The argument that it was the man’s inability to let things go and handle failure:

Sure, maybe he started in earnest and came from a good place. He bought a new camera and spent evenings in the week before they left for Vacare practicing with landscape versus portrait, auto flash versus natural, the red eye remover. He practiced in different kinds of light. okay, he was sincere. But when she looked like an alien in the first batch everyone started to get nervous and he failed to adjust. His thought was that she had told him to take pictures, and by god he was going to take pictures. He even thought that he was maybe doing the right thing, maybe, because maybe she was just trying to make him feel better by telling him that everything was okay when the puss on her face screamed the opposite. But he must have been wrong because then he ended up like a football team that always blows the lead because it can’t make the halftime adjustments. And of course then it must be said that, despite the circumstances, despite everything, the man would have appreciated this metaphor.

The argument that the argument for the man’s passive aggression misunderstands the fundamental nature of devotion, i.e., love:

Love is devotion and devotion love. They are synonyms. We therefore ought not to be surprised when an ancillary devotion undertaken in the name of love takes on a destructive quality.
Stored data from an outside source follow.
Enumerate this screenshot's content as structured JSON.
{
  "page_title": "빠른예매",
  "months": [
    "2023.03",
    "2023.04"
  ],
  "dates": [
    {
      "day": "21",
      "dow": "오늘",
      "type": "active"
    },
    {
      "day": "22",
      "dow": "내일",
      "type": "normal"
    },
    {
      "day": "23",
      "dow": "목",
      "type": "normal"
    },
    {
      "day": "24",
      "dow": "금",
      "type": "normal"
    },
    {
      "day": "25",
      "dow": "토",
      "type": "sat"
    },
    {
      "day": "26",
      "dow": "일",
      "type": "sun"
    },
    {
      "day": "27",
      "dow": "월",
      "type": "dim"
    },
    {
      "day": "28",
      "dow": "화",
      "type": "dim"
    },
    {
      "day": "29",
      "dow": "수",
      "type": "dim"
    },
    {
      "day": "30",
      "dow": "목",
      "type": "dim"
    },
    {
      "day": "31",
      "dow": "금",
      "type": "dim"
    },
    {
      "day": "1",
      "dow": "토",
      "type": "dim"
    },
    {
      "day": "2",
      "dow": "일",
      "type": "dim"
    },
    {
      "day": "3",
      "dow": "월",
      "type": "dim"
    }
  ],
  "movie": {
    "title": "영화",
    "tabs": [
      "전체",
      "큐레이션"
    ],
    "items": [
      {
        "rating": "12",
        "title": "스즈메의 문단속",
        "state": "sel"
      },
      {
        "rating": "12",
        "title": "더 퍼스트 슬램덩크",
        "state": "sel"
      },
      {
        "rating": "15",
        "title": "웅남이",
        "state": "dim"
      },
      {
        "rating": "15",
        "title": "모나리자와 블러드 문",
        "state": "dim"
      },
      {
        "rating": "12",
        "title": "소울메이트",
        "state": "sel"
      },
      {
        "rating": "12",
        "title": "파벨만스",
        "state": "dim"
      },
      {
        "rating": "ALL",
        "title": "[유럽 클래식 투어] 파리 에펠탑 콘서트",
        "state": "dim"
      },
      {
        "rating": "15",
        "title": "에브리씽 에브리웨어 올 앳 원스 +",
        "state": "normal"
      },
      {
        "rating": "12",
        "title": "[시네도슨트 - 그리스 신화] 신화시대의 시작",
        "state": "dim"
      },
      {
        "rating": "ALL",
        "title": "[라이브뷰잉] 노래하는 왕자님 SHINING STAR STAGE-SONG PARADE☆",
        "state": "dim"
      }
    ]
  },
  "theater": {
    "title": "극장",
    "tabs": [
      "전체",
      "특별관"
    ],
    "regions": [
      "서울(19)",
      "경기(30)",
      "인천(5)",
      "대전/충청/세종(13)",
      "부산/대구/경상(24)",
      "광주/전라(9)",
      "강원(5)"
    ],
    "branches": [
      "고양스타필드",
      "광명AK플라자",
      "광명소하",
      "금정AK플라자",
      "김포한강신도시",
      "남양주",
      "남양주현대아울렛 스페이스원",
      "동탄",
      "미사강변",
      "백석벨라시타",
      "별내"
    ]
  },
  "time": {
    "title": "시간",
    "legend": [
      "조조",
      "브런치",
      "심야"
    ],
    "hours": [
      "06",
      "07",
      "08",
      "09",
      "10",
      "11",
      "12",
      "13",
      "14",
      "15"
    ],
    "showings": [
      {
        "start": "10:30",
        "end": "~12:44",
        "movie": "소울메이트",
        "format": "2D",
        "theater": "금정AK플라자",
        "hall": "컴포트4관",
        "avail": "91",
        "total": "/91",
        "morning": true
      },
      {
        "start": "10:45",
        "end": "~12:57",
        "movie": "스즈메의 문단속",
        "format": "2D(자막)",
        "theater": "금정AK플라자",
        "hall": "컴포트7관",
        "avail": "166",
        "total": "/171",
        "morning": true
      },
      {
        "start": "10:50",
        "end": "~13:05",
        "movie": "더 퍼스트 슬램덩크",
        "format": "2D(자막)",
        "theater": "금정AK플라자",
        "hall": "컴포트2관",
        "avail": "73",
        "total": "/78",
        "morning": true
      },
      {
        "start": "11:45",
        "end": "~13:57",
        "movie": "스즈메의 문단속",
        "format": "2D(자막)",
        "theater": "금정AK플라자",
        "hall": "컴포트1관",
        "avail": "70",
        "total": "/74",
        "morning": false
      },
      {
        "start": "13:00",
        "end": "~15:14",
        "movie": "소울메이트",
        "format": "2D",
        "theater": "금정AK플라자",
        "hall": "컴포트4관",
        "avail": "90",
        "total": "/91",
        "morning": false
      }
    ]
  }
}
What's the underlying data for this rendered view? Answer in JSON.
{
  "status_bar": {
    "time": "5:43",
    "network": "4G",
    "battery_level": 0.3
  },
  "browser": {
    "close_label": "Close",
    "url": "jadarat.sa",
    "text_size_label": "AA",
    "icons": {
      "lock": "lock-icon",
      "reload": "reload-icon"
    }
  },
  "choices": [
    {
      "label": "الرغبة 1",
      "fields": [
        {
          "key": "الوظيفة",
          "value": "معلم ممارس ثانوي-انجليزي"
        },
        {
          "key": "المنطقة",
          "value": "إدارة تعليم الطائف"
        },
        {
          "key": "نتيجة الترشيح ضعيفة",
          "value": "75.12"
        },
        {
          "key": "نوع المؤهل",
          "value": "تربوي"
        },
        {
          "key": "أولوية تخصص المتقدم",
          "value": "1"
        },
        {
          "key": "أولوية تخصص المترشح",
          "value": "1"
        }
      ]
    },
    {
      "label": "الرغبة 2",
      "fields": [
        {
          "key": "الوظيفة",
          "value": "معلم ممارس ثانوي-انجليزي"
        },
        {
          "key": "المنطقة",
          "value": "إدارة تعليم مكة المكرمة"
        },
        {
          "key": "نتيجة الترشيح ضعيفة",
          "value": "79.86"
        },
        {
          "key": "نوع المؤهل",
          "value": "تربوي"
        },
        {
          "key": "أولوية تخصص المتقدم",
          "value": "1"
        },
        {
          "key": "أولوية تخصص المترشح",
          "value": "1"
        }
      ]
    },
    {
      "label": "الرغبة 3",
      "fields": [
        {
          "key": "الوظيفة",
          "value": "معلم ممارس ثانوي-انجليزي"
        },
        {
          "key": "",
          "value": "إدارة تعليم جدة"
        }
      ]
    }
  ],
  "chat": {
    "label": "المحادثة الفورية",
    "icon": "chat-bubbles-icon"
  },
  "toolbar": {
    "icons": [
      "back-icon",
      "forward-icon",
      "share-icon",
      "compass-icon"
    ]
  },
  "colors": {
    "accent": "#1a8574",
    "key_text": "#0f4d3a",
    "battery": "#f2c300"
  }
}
Think about how stalking works.

The argument that it was the woman’s classic inability to be satisfied with her partner as he was, that she was hellbent on improving him, and that this is a form externalized self-loathing:

Actually this one is pretty self-explanatory.

The argument that it was the woman’s vanity:

You’d think that this is about seeing and being seen, that the woman wanted to be in more pictures, to see herself in pictures and show them to other people, especially on the internet, to strangers. That is not primarily what this argument is about, though. No, it isn’t about the pictures themselves, which were nothing more than pictures, for she is a sophisticated woman. No, she wanted something much more primitive and real, some tangible evidence of his devotion and redundant love. Something physical. And because of her family of origin (photographs were to her childhood what mirrors are to monkeys in science experiments) photography was the natural venue. Only, she never realized that this wasn’t universal, that the only pictures his family had hanging were taken by professionals, first at school and then at weddings. This possibility would never have occurred to her, and it had never occurred to anyone living, ever, that this is something that should be discussed at premarital counseling, whether with a clergyman or headshrink or whomever.

The argument that it was her insecurity:

When she first told him (although she would characterize it in later official proceedings as a “request”) to take more pictures, she did so with a unitary psyche. She had consulted with her closest friend, Caroline, who has beautiful red hair but is not otherwise particularly attractive (overweight, heavily perfumed, etc., while the woman herself is adjudged fairly exceptional) and confirmed that her request was completely reasonable. In fact, Caroline argued, it would be unreasonable not to make the request, since this would be giving in to an essentially anti-feminist instinct, that her needs, wants, and desires ought for some reason to take a back seat to his. This—and here Caroline tapped four times on the Starbucks table between them—she could not do. The woman found this argument wholly convincing.

But, then, when his first efforts so disappointed her, she wondered if she wasn’t making a mountain out of a molehill, and if this wasn’t some kind of fatal weakness in the whole species. She was, she realized, more unhappy than she was when he wasn’t taking any pictures, because of the disappointment admixed to desire. But then she remembered what Caroline had said and realized that this feeling, this unhappiness, was also an anti-feminist feeling, and to give it voice would be to undo all the hard work that had been done, not just by the generations before (although they were important) but by she, herself, to come to a place where she felt completely comfortable claiming what she wanted, needed, and deserved.

But then she thought she might be being a bitch and impulsively tried to take it all back on the fourth night after several margaritas, tried to tell him that it was okay if he didn’t take any more pictures, but by then things had gone too far.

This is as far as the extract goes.